Dit lid houdt in dat een appartementseigenaar de mogelijkheid heeft om een erfdienstbaarheid te vestigen. Dit kan hij doen op het gedeelte van de onroerende zaken dat bedoeld is om door hem als een afzonderlijk geheel te worden gebruikt. De erfdienstbaarheid wordt dan gevestigd ten behoeve van een ander gedeelte van diezelfde zaken of ten behoeve van een andere onroerende zaak. Deze handeling kan de appartementseigenaar verrichten zonder dat de overige appartementseigenaars hoeven mee te werken, tenzij de akte van splitsing hierover een afwijkende bepaling bevat.
2. Een appartementseigenaar kan, voor zover in de akte van splitsing niet anders is bepaald, zonder medewerking van de overige appartementseigenaars de vestiging van een erfdienstbaarheid die uitsluitend strekt ten behoeve van een gedeelte van de onroerende zaken dat bestemd is om als afzonderlijk geheel door hem te worden gebruikt, aannemen en van zodanige erfdienstbaarheid afstand doen.
Dit lid houdt in dat een appartementseigenaar de bevoegdheid heeft om de vestiging van een erfdienstbaarheid aan te nemen.
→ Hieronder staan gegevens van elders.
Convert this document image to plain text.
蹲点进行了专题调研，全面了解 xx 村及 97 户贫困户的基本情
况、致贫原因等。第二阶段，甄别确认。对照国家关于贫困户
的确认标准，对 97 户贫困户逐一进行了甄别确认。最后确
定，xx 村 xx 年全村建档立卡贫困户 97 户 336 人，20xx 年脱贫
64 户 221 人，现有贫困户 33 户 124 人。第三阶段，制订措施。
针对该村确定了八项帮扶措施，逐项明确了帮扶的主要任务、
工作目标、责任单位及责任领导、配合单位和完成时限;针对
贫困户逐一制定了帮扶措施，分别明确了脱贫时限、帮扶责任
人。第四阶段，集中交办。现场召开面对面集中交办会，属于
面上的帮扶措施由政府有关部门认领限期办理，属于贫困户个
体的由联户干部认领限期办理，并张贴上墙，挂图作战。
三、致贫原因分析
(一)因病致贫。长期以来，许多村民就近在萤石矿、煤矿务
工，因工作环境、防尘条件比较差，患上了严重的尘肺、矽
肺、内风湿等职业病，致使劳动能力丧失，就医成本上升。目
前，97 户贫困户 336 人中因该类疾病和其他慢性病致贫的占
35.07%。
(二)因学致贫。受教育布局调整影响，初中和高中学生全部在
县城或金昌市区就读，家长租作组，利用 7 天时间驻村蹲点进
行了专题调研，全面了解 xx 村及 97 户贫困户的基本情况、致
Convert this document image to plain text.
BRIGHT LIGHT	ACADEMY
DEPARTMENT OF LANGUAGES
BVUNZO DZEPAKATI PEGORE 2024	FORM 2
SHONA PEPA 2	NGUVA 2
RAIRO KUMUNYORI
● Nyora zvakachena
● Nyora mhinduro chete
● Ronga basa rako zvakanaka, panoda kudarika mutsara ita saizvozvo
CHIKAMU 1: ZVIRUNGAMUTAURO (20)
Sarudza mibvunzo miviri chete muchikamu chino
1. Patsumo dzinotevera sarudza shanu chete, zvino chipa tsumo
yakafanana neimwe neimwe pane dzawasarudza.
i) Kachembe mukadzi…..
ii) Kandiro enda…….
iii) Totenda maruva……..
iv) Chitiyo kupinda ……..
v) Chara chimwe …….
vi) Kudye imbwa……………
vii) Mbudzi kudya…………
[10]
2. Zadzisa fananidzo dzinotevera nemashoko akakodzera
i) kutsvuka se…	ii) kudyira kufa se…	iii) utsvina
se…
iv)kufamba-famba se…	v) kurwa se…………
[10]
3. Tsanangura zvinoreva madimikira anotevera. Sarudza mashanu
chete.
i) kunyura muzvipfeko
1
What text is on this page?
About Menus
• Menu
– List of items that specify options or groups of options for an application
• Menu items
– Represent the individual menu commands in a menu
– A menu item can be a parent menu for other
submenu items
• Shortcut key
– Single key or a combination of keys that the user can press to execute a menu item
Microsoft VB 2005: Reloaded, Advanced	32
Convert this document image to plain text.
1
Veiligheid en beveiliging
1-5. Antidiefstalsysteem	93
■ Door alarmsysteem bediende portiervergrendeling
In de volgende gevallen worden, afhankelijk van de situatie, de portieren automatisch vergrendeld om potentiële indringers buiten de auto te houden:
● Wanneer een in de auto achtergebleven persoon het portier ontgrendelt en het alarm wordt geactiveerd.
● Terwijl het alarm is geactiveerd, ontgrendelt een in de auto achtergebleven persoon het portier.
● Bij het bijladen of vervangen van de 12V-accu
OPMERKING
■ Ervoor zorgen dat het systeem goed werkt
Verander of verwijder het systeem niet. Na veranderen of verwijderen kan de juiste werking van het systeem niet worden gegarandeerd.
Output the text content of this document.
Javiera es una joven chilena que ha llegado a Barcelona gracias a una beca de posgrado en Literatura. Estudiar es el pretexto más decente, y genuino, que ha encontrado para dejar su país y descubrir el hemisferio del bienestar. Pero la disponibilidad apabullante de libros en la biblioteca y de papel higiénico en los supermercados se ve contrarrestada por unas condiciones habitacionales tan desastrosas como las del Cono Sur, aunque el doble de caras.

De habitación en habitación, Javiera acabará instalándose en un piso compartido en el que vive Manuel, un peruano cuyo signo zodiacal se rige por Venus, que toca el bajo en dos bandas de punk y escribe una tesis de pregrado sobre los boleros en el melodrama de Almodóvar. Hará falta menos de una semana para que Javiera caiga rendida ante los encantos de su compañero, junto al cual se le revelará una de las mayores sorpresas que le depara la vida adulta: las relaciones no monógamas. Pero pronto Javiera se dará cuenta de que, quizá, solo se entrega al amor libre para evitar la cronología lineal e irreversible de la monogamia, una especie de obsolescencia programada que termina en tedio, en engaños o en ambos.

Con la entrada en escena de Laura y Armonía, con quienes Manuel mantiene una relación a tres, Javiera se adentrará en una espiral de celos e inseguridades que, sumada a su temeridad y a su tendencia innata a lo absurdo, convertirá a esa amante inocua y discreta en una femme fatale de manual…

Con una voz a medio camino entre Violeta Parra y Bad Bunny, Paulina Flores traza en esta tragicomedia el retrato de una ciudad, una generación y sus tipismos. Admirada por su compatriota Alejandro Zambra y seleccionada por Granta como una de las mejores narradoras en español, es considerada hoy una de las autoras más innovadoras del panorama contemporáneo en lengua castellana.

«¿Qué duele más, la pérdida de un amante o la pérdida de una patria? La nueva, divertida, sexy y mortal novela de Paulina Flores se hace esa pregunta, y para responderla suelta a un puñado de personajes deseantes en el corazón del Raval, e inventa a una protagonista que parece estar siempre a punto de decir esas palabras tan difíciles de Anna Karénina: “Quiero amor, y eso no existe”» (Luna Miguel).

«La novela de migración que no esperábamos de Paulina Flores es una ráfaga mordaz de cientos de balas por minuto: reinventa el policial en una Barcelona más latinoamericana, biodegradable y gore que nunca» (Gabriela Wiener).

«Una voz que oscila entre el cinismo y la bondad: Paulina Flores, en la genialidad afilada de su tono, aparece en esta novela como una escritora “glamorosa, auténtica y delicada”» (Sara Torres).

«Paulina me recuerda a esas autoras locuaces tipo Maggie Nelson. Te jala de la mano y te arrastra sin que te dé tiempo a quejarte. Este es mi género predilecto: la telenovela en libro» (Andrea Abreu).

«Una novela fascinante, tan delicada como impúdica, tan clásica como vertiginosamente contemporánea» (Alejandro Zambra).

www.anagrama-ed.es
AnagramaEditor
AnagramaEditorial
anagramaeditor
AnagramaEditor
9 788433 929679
Dit geldt voor een erfdienstbaarheid die uitsluitend dient ten behoeve van het gedeelte van de onroerende zaken dat bestemd is om door hem als afzonderlijk geheel te worden gebruikt. Tevens kan hij van een dergelijke erfdienstbaarheid afstand doen. Voor deze handelingen heeft de appartementseigenaar geen medewerking nodig van de overige appartementseigenaars, tenzij de akte van splitsing hierover een afwijkende bepaling bevat.
3. De in dit artikel bedoelde erfdienstbaarheden gaan teniet, wanneer de bevoegdheid tot uitsluitend gebruik van het gedeelte dat met de erfdienstbaarheid is belast of ten behoeve waarvan de erfdienstbaarheid is bedongen eindigt.
Dit lid bepaalt dat de erfdienstbaarheden die in dit artikel worden genoemd, ophouden te bestaan (tenietgaan). Dit gebeurt op het moment dat de bevoegdheid tot het uitsluitend gebruiken van het betreffende gedeelte eindigt. Het gaat hierbij om het gedeelte dat ofwel belast is met de erfdienstbaarheid, ofwel het gedeelte ten behoeve waarvan de erfdienstbaarheid was overeengekomen (bedongen).